特に価値があるのは、五輪金メダル候補の「イリーナ・スルツカヤ」選手をも破ったことで、お見事の一語である

このニュースに新聞各紙は大騒ぎ
挙句の果ては「オリンピック」出場へ特例を認めては、という意見がぞろぞろ・・・。
こともあろうに「小泉首相」までもが、「どうして出れないんでしょうかね」なんてことを言ったとか

ちょっと待って欲しい

ご承知のように、開催前年の六月三十日に十五歳に達していなければ、五輪には出られないという「国際スケート連盟(ISU)」の規定がある。
これを承知の上で「特例を」と騒ぐのは違うような気がする。
日本オリンピック委員会(JOC)も「特例措置を求めることはしない」としているが、これは当然でもあり、正しい選択であろう。
日本人は、得てして「特例」とか「拡大解釈」とかで物事をごまかそうという風潮がある(と思う)。
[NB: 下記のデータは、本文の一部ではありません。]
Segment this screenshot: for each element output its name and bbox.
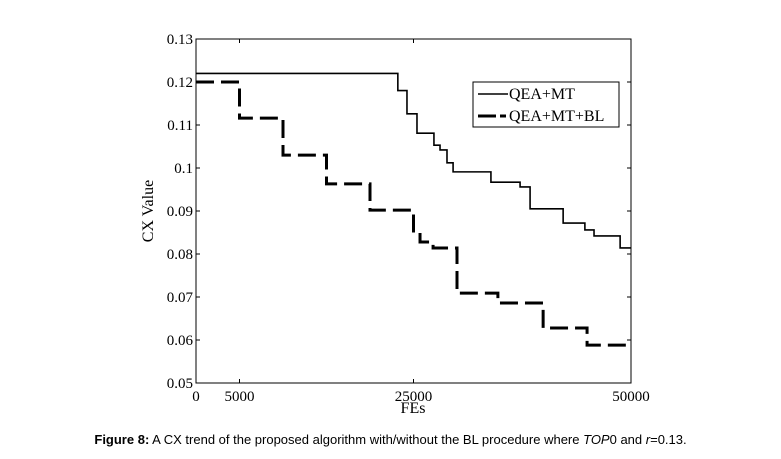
y-axis: 0.05 0.06 0.07 0.08 0.09 0.1 0.11 0.12 0.13 <box>167 32 631 392</box>
x-tick-label: 0 <box>192 389 200 405</box>
y-tick-label: 0.07 <box>167 290 194 306</box>
legend-label-series-2: QEA+MT+BL <box>509 108 604 125</box>
y-tick-label: 0.1 <box>174 161 193 177</box>
y-tick-label: 0.05 <box>167 376 193 392</box>
legend-label-series-1: QEA+MT <box>509 86 575 103</box>
y-tick-label: 0.12 <box>167 75 193 91</box>
figure-caption: Figure 8: A CX trend of the proposed alg… <box>0 432 781 447</box>
y-tick-label: 0.08 <box>167 247 193 263</box>
caption-text-3: =0.13. <box>650 432 687 447</box>
y-axis-title: CX Value <box>140 180 157 242</box>
caption-italic-1: TOP <box>583 432 610 447</box>
series-line-1 <box>196 72 631 249</box>
y-tick-label: 0.09 <box>167 204 193 220</box>
x-axis-title: FEs <box>401 400 426 417</box>
caption-text-2: 0 and <box>609 432 646 447</box>
chart: 0.05 0.06 0.07 0.08 0.09 0.1 0.11 0.12 0.13 0 500… <box>140 32 650 417</box>
x-tick-label: 5000 <box>225 389 255 405</box>
legend-box <box>472 81 620 128</box>
x-tick-label: 25000 <box>395 389 433 405</box>
y-tick-label: 0.11 <box>167 118 193 134</box>
x-tick-label: 50000 <box>612 389 650 405</box>
y-tick-label: 0.06 <box>167 333 194 349</box>
caption-label: Figure 8: <box>94 432 150 447</box>
legend: QEA+MT QEA+MT+BL <box>472 81 620 128</box>
series-line-2 <box>196 80 631 347</box>
y-tick-label: 0.13 <box>167 32 193 48</box>
caption-italic-2: r <box>645 432 651 447</box>
caption-text-1: A CX trend of the proposed algorithm wit… <box>149 432 584 447</box>
x-axis: 0 5000 25000 50000 <box>192 39 650 405</box>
政治の世界も、一般社会も例外ではない

これでは物事万事、「決まりごと」を定めた意味がない(と思う)。
今回優勝した「浅田真央」ちゃんは確かに「演技」も「笑顔」も素晴らしい。
だからこそ「世間の風潮」に惑わされず、次回の五輪に標準を定め、更に技に磨きをかけて欲しいものである。